Theatre Review: ‘A Month in the Country’
Seeing beyond the particular
‘A Month in the Country’ by Ivan Turgenev. Royal Shakespeare Company, touring.
Standing in the queue for interval refreshment I couldn’t but overhear the conversation. “Isn’t she awful?” said the woman to her friend. “Terrible,” came the reply, “simply terrible. She’s so selfish.”
At one level this seemed an appropriate reaction. Natalya Petrovna, wife of wealthy Arkady, is self-centred, scheming and manipulative; a woman only too aware of her power and influence, and with a ruthless inclination to use both for her own ends. And predictably, because this is a nineteenth century Russian drama constrained by the conventions of the time, having decided that she is in love with her son’s tutor, she sets in train a series of actions which are to have calamitous consequences for most of the household.
Put like this Brian Friel’s adaptation of Turgenev’s play sounds much like a trite Mills & Boon paperback: a view which is encouraged by the synopsis given in the programme. “Both Natalya and her ward Vera fall in love with the young man: Natalya entranced by his youth and energy but deeply confused by her own reaction, Vera awakening to her first adult emotion.”
Fortunately Friel’s dialogue is much more weighty and substantial than this kind of hushed tone would suggest.

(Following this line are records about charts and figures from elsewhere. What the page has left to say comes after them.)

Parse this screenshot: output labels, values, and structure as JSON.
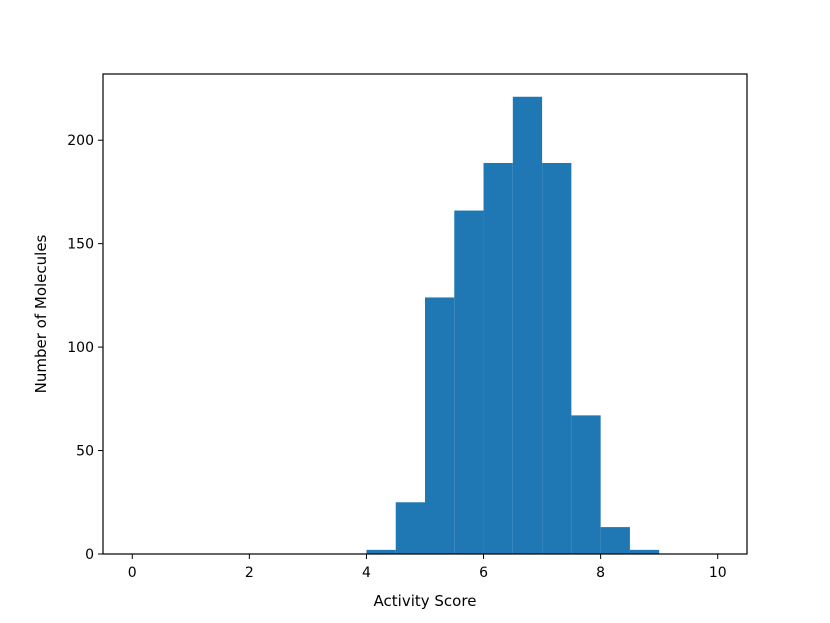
{
  "chart_data": {
    "type": "bar",
    "title": "",
    "xlabel": "Activity Score",
    "ylabel": "Number of Molecules",
    "xlim": [
      -0.5,
      10.5
    ],
    "ylim": [
      0,
      232
    ],
    "x_ticks": [
      0,
      2,
      4,
      6,
      8,
      10
    ],
    "y_ticks": [
      0,
      50,
      100,
      150,
      200
    ],
    "bin_width": 0.5,
    "bins": [
      {
        "x0": 4.0,
        "x1": 4.5,
        "count": 2
      },
      {
        "x0": 4.5,
        "x1": 5.0,
        "count": 25
      },
      {
        "x0": 5.0,
        "x1": 5.5,
        "count": 124
      },
      {
        "x0": 5.5,
        "x1": 6.0,
        "count": 166
      },
      {
        "x0": 6.0,
        "x1": 6.5,
        "count": 189
      },
      {
        "x0": 6.5,
        "x1": 7.0,
        "count": 221
      },
      {
        "x0": 7.0,
        "x1": 7.5,
        "count": 189
      },
      {
        "x0": 7.5,
        "x1": 8.0,
        "count": 67
      },
      {
        "x0": 8.0,
        "x1": 8.5,
        "count": 13
      },
      {
        "x0": 8.5,
        "x1": 9.0,
        "count": 2
      }
    ],
    "bar_color": "#1f77b4",
    "grid": false,
    "legend": "none"
  }
}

Full of irony and no little cynicism it paints, for those inclined to look beyond the immediate, a mordant picture of a society hastening towards instability: of landed gentry who live shallow, empty lives; local dignitaries trying to ingratiate themselves with their lords and masters; and of apparently feckless servants. As Natalya and her household pursue their dull, impoverished lives, a crippling sense of listlessness is evident. It’s a picture of bourgeois life that Chekov was later to paint even more vividly in such plays as The Seagull, Uncle Vanya and The Cherry Orchard.
It is often observed, I think validly, that people’s reaction to experience—whether the shock of being declared redundant, a newspaper photograph of some member of the royal family skiing in Switzerland, or—in this instance—a play about a family of Russian landowners in the 1840s—will depend upon what they bring to the experience. Thus a trade union negotiator going to see the redundancy of some union members in the context of local and national demands for labour, the state of the economy etc; a particular employee is going to view his or her redundancy as a personal calamity; and a member of the Socialist Party is likely to place both points of view in the context of an over-arching understanding of how capitalism works.
So, too, Turgenev’s play. It is suspect that some of the audience saw the play almost exclusively in terms of a “human interest story”; the particular tale of a wife of a wealthy Russian landowner, her ward, and her son’s tutor. Others in the audience, familiar with other plays by Turgenev and Chekov, perhaps saw in the lives of Arkady and Natalya much that reinforced a more general picture of life in Russia in the nineteenth century. Whilst those disposed to analyse events on stage in the light of other perspectives might have reflected further. About the way that nineteenth bourgeois life imprisoned not only the working class, but also—at the level of being usefully involved in life, and of using their skills and talents to achieve personal satisfaction—many of the bourgeoisie, men and women alike. About the similarities between Natalya and some of Chekov’s and Ibsen’s heroines, and the way that women’s abilities were demeaned by bourgeois life. (Natalya’s only task is, seemingly, to choose the menu for dinner.) And about the way that capitalism breeds selfishness, as surely as a tropical swamp breeds mosquitoes.
This is the second time that Brian Friel has adapted Turgenev for the stage. I remember seeing Friel’s play of Fathers and Sons, “after the novel by Ivan Turgenev”, when it was produced at the National Theatre in 1987. On that occasion Friel, so it seemed to me, managed to place his characters in a much more multi-dimensional context, so that the audience couldn’t but be aware that in some significant sense the various protagonists were not only speaking for themselves, but also as representatives of particular classes and groups. I judge Friel to be less successful on this occasion. In spite of a quite magnificent cast and an admirable production, the audience—encouraged by the programme note—was apparently being invited to see the play in uni-dimensional terms. As a result I concluded that whatever the two friends I heard talking at the interval paid for their admission and refreshments, they were finally being short-changed.